Pearson’s Resident Ice-Busters
Icy Canadian winters are a perennial challenge for travellers, but each year, the team at Pearson is ready. Boasting the world’s largest centralized aircraft deicing facility, Toronto Pearson is a global leader in winter aviation operations.
Recently, with temperatures dropping, we checked in with Diana Dolezal, Deicing Operations Associate Director, to learn more about the scale of the airport’s Central Deicing Facility (CDF) and how employees are ramping up to ensure a smooth and safe winter season. Here’s what she told us, by the numbers:
190 employees
The Deicing Operations team has approximately 190 members, 90 of whom are seasonal workers who join for the deicing season after undergoing eight weeks of in-class and practical training.
16,500 aircraft
The CDF can deice up to 60 aircraft per hour and more than 500 per day, which means an average of 16,500 planes each season.
46 Vestergaard deicing trucks
Pearson’s fleet of single-operator deicing trucks are driven by specialists who sit in an elevated cab and guide a spray arm to clean the aircraft with a glycol-based deicing fluid. Each truck is maintained by skilled CDF mechanics who perform annual maintenance activities in the months leading up to winter, ensuring everything from the vehicle's data-tracking systems to fluid heaters are in top shape.
12 million litres of deicing fluids
During an average Toronto Pearson winter, the CDF uses 12 million litres of deicing and anti-icing fluids, more than enough to fill four Olympic-sized swimming pools. These fluids are stored in 12 above-ground tanks. The CDF stores enough fluid onsite to sustain mission-critical operations over a three-day continuous snow or ice storm.
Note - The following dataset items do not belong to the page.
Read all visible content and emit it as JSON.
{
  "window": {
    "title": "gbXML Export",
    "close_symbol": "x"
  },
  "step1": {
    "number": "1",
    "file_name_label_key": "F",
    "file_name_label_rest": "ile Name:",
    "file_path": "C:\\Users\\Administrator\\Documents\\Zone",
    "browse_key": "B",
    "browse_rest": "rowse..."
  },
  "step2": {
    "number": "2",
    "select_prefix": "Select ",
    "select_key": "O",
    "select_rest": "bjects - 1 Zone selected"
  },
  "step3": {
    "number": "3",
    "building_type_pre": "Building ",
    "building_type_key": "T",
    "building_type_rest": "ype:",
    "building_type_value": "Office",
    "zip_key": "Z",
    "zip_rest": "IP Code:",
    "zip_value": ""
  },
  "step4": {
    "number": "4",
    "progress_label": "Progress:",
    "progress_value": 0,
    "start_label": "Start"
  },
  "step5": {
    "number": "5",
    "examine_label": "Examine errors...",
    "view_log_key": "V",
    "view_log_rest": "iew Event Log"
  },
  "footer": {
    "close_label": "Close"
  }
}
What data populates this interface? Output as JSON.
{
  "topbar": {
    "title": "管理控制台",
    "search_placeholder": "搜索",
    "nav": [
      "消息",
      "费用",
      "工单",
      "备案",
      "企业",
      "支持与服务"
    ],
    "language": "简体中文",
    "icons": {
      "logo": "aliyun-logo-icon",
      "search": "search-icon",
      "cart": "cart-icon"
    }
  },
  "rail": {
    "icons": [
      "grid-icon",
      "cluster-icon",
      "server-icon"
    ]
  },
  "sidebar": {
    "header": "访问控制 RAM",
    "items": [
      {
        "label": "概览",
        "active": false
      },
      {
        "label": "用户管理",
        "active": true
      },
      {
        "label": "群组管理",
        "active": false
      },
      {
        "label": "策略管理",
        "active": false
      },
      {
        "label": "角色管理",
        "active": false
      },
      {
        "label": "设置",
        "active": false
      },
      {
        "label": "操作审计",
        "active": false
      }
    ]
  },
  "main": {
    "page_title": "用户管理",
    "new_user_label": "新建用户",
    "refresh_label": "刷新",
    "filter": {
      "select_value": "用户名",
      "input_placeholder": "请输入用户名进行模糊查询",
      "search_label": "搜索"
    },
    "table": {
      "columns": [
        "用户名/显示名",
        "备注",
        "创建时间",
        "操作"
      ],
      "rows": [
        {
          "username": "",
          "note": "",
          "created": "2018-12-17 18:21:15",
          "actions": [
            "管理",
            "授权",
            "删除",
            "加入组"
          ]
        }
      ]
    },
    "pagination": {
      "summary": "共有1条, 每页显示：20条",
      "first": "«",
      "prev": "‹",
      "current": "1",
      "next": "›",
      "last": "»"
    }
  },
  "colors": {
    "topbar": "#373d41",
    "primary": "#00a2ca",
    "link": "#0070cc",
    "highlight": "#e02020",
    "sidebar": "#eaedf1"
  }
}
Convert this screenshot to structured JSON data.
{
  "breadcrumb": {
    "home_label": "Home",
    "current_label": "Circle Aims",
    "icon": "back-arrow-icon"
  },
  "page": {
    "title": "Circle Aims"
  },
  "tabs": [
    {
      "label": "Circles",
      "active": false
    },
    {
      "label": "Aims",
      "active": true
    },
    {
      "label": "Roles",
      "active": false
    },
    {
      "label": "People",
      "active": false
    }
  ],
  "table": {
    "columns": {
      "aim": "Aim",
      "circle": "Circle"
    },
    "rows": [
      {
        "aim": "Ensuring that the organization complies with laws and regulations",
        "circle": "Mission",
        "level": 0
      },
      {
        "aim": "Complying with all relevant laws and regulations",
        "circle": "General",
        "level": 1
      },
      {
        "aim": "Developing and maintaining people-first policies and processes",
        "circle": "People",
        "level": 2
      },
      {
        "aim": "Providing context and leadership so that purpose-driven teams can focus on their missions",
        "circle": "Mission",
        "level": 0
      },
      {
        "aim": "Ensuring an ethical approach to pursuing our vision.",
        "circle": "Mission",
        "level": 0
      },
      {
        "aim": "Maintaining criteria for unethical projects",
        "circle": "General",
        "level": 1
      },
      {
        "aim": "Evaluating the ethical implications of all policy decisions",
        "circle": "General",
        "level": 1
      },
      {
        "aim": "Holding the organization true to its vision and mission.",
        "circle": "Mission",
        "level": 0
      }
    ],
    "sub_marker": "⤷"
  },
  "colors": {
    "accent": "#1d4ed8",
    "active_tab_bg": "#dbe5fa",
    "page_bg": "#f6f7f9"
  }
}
4 massive underground storage tanks
Most people are unaware of the complexity of the CDF's underground storage and collecting systems: Four enormous underground storage tanks have a combined capacity of approximately 19 million litres. The CDF’s contaminated fluids, including fluids sprayed and all snow, ice and rain accumulation at the facility, drain through 278 catch basins and manholes and eventually release into the tanks.